Thursday, February 14, 2008

Classes which are things and classes 'about' things

One of the most interesting distinctions that I keep always in mind when I create an ontology is what is representing a 'real thing' and what is 'talking about a real thing'. Let's consider an example related to bioinformatics. I want to create an ontology which is modeling proteins. Nowadays there are different sources where we can find information about proteins. If we are building a system performing data integration, we probably don't want to copy all the data belonging to those sources in our knowledge base. It is more correct to build references, sort of records that are pointing to the original source when the user/system wants to know more. What we are building are records, entities that 'talk about' real things like proteins. Vice versa, if we want to provide content about proteins (i.e. providing proteins variants) we would probably model the real things, the actual proteins. It doesn't really make sense to say that a record 'hasVariant' another record. Maybe a record 'refersToVariantRecord' or something like that.

But why all this? Well, this is helping in building the models. Let's say that I want to define a 'authoredBy' property for a scientific article. Now, if I consider the real thing (i.e. the actual article) I can say 'authoredBy' but if i am building a record of the article (a reference like the ones that PubMed does) and I say 'authoredBy' am I referring to the article or to the record? As ontologies are meant to define semantic.... I guess this is a crucial point.

Wednesday, February 13, 2008

Making ontologies

In the last years, I have been creating some ontologies for different purposes. When I started, I've been investigating several languages and I ended up to use RDF (Resource Description Framework). Not really for the expressiveness, that is quite limited, but more because it was possible to find more examples about its usage. It is true, specifications have been published by W3C but still, I believe in examples. Thus, I started creating what I would define data schemas in RDF. The idea was simple and the goal was not to use reasoners but to express something semantically. And for simple things it was ok.
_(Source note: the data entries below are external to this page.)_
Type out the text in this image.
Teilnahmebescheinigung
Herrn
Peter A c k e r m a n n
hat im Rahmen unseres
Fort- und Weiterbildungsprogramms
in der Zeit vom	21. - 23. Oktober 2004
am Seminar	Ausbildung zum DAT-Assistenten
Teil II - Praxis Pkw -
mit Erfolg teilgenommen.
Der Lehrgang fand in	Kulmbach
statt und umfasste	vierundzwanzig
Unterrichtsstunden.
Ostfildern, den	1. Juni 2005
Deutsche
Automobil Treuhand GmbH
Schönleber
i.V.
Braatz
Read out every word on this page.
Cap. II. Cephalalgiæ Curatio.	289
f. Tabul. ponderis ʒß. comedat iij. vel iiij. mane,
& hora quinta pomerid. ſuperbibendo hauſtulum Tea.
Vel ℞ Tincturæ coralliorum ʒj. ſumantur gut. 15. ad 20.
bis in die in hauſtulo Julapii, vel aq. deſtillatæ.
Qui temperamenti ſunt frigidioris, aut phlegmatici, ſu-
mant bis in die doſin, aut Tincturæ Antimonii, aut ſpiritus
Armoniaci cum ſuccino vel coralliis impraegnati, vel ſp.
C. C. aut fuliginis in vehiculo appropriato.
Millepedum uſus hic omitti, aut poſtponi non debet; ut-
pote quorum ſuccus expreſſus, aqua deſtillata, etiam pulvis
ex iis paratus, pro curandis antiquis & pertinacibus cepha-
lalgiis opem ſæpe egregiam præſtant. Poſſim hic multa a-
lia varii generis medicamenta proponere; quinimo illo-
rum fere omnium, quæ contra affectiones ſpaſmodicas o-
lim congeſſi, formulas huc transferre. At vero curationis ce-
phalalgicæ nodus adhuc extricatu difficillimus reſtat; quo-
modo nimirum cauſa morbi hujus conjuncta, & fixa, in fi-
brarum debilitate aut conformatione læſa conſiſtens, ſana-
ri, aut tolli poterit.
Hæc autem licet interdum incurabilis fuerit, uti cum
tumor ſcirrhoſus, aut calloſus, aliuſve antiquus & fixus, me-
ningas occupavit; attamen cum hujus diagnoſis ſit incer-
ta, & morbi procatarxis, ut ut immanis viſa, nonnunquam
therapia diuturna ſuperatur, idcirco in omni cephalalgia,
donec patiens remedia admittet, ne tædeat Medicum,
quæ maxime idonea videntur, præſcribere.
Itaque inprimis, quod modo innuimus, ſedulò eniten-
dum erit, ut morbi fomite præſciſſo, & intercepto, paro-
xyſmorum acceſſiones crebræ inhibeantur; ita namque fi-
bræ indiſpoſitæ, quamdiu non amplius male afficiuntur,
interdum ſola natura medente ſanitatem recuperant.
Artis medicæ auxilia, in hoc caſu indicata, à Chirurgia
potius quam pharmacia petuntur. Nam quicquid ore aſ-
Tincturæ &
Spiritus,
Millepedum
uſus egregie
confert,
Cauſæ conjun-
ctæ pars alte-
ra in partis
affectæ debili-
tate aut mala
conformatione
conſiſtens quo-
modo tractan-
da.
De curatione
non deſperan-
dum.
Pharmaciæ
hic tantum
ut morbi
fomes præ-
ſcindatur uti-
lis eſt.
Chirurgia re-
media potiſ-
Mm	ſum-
But when the ontologies started to grow, I started to feel the need of doing something better defined. And it was time for OWL (Web Ontology Language) and reasoners (at least to check consistency not yet to infer classes). Now, if you are doing a pure ontology definition exercise is fine, but when you have to produce real applications I would say "good luck". First, it is really hard to find good exhaustive examples on owl usage. I mean you can find stuff here and there, but nothing well organized and well described. Sure you have the W3C specifications and document but there's no cookbook nor best practice described out there. Nothing explaining with some examples how to create modular ontologies (ontologies that actually reuse other ontologies not redefining them completely in the very same file) keeping in mind open and close world.

And when you look at online ontologies, you can find all sort of things (meta classes inserted in a hierarchy of real things classes, consistency failures, terms coming from WordNet used as classes in the hierarchy of real things, real things and records with no distinctions). It is really hard to learn out of this.